La paix revenue, Edmond raccroche l’uniforme et reprend son métier de peintre, retrouvant l’atelier familial et un rythme de vie plus serein. C’est dans ce contexte de reconstruction, au fil des jours plus calmes et des projets d’avenir, que la famille s’agrandit peu à peu. Viendront deux autres fils : Jean‑François, né en 1947, puis Jean‑Jacques, en 1953.
Les années passent. Berthe et Edmond vivent alors tout près de Léon et Marcelline, ce qui entretient une belle proximité familiale. Un autre membre de la fratrie Delépine, Sylvain, vient lui aussi s’installer en Loire‑Atlantique. Les frères et sœurs de Berthe, bien qu’éloignés, viennent souvent en visite pendant les vacances : les liens ne se sont jamais rompus.
Et, en bonne fille du Nord, Berthe a toujours à cœur d’offrir « un bon jus » à ses visiteurs — cette manière bien de chez nous de désigner le café, servi avec générosité et chaleur.
En 1959, un drame frappe la famille de plein fouet : Jean‑Pierre, l’aîné des garçons, s’éteint à seulement seize ans, emporté par une leucémie qui, à l’époque, ne se soigne pas encore. La douleur est immense, mais c’est sa foi profonde qui permettra à Berthe de ne pas sombrer dans le désespoir.

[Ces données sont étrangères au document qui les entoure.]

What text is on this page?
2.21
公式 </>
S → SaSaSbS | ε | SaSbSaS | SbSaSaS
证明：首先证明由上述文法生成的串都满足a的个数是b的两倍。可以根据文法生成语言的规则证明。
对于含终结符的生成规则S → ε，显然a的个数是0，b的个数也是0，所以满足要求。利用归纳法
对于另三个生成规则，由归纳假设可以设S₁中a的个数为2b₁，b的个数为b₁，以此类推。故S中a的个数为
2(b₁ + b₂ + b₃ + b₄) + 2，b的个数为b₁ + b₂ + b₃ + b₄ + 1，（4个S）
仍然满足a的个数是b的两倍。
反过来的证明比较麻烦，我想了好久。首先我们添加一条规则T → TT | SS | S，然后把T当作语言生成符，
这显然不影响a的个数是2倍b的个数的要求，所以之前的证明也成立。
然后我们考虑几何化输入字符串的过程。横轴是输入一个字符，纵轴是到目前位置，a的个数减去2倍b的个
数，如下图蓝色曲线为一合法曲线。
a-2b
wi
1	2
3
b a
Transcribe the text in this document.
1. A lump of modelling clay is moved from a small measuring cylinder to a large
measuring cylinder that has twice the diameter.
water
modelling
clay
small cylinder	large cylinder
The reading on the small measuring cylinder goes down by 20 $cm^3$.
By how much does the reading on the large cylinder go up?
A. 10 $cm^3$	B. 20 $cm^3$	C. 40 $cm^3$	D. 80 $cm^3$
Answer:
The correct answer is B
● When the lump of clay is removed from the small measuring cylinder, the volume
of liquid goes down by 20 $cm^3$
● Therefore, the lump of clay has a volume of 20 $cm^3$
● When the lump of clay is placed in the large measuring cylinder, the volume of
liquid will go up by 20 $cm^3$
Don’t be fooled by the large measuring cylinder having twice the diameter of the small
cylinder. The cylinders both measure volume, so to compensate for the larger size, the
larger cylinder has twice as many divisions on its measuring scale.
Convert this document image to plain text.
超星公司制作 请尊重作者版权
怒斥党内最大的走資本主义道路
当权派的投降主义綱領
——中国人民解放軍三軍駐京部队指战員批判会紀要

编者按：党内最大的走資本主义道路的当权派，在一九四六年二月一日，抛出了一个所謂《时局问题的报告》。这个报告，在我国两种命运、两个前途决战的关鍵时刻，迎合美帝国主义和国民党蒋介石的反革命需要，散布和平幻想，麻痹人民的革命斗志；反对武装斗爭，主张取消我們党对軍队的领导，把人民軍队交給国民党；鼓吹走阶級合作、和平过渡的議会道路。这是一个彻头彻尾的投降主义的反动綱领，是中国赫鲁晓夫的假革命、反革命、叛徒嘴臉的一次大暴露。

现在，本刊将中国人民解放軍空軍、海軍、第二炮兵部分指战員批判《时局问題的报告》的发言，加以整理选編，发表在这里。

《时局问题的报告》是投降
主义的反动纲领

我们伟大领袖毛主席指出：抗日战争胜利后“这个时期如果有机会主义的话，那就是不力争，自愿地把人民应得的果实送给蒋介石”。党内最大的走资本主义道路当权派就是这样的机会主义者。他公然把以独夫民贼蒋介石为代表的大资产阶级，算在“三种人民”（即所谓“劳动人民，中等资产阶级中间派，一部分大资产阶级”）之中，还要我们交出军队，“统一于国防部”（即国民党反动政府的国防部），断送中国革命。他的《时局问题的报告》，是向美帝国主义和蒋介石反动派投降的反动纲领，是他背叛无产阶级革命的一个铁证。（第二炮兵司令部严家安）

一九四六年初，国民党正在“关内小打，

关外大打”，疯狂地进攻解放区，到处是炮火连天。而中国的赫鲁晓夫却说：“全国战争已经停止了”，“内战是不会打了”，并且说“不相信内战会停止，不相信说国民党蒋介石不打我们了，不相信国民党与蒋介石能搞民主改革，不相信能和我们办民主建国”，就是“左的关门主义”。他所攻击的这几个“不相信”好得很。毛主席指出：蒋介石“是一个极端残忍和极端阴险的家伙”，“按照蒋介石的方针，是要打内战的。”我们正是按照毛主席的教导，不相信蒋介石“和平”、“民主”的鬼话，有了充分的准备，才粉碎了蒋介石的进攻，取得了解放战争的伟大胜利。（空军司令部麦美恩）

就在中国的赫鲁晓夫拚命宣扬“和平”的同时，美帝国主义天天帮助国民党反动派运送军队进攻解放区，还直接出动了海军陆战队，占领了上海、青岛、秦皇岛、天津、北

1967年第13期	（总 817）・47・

La vie poursuit malgré tout son cours. En 1970, le couple a la joie de marier leur fils Jean‑François. Mais à peine un an plus tard, presque jour pour jour, le 2 juillet 1971, Edmond s’éteint à son tour, après une longue et douloureuse maladie. Il n’a que 54 ans et n’aura pas eu la chance de connaître ses petits‑enfants. Berthe continue alors seule le chemin. Courageuse, elle passe son permis de conduire pour gagner en autonomie, tandis que le dernier de ses fils quitte bientôt la maison pour s’établir en Suisse et poursuivre ses études.
Elle, qui possédait une voix extraordinaire, pleine de clarté et d’émotion, restera active au sein de sa paroisse et chantera longtemps dans la chorale locale.
Peu à peu, cependant, ses enfants constatent qu’elle est atteinte par cette maladie qui a touché plusieurs membres de la fratrie Delépine : Alzheimer. Lorsqu’elle perd son autonomie, elle quitte son domicile pour une maison de retraite de Nantes
Elle s’y éteint paisiblement le 20 mars 2006.